Итак, в поисках учителя Лука свернул в узкий коридор, ведущий к спальням: полумрак в них рассеивался свечами, стоявшими в одном большом подсвечнике. Мазони не пришлось искать долго. Он валялся на соломенном тюфяке с улыбкой изрубленного на куски ангела. Увидев наконец мальчика, пришедшего в ужас от такого разврата, художник шутливо спросил его, уж не на похороны ли тот собрался. Лука вздохнул с облегчением: если учитель начал острить, значит, выздоровление не за горами.
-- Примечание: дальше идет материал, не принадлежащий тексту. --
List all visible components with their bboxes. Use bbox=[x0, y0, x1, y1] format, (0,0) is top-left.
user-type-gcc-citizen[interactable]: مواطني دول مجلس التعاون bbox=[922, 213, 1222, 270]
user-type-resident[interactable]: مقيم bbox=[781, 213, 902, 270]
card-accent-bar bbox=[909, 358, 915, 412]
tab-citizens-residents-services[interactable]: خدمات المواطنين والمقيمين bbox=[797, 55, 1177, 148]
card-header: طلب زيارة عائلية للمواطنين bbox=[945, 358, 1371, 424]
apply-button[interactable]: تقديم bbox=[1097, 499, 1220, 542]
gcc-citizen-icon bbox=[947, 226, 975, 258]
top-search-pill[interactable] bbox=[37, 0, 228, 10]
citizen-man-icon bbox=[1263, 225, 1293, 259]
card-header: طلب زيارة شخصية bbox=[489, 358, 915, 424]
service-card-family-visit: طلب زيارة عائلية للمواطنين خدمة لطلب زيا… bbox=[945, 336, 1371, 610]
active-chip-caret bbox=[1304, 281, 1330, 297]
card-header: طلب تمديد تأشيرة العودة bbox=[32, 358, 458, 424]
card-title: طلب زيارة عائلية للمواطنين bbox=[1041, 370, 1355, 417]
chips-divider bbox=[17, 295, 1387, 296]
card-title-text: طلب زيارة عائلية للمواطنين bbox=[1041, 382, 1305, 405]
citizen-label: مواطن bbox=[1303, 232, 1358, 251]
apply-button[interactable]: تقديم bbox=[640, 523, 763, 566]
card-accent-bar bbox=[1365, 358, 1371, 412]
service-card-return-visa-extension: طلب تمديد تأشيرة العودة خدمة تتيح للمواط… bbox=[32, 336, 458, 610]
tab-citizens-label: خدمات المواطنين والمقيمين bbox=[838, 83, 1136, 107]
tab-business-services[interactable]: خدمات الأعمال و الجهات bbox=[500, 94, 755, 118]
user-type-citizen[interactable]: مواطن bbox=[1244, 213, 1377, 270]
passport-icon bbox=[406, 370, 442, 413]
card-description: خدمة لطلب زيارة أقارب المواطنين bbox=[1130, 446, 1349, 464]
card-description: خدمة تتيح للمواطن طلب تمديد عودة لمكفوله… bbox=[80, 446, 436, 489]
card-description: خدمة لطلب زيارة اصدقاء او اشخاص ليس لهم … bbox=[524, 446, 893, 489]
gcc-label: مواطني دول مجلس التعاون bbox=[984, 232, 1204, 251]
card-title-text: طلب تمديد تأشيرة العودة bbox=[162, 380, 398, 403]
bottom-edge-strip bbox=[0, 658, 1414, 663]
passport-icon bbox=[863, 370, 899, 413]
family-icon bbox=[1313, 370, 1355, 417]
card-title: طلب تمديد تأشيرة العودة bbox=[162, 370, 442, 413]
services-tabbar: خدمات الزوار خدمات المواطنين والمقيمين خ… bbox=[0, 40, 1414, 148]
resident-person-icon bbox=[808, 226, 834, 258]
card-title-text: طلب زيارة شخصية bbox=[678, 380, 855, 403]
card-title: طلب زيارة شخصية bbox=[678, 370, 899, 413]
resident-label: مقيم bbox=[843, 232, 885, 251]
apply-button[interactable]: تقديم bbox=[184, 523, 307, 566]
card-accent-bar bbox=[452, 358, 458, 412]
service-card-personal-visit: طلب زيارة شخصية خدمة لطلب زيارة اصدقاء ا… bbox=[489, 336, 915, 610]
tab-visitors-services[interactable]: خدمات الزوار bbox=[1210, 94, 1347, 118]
Одевшись в полутьме, Мазони свернул листы бумаги с набросками углем и сунул их в выточенный из каштанового дерева цилиндр. Тем временем из глубины комнаты Луке предстало лицо девушки с глазами, словно подернутыми влажной пленкой, – предстало на мгновение, но этого было достаточно: мальчик узнал ее. Он посмотрел прямо на девушку, напрягая все пять чувств, чтобы запечатлеть ее образ в памяти. Она казалась надгробным изваянием – бесстрастная, одетая во все черное, губы перемазаны соком тутовых ягод, за ухом – красная гвоздика…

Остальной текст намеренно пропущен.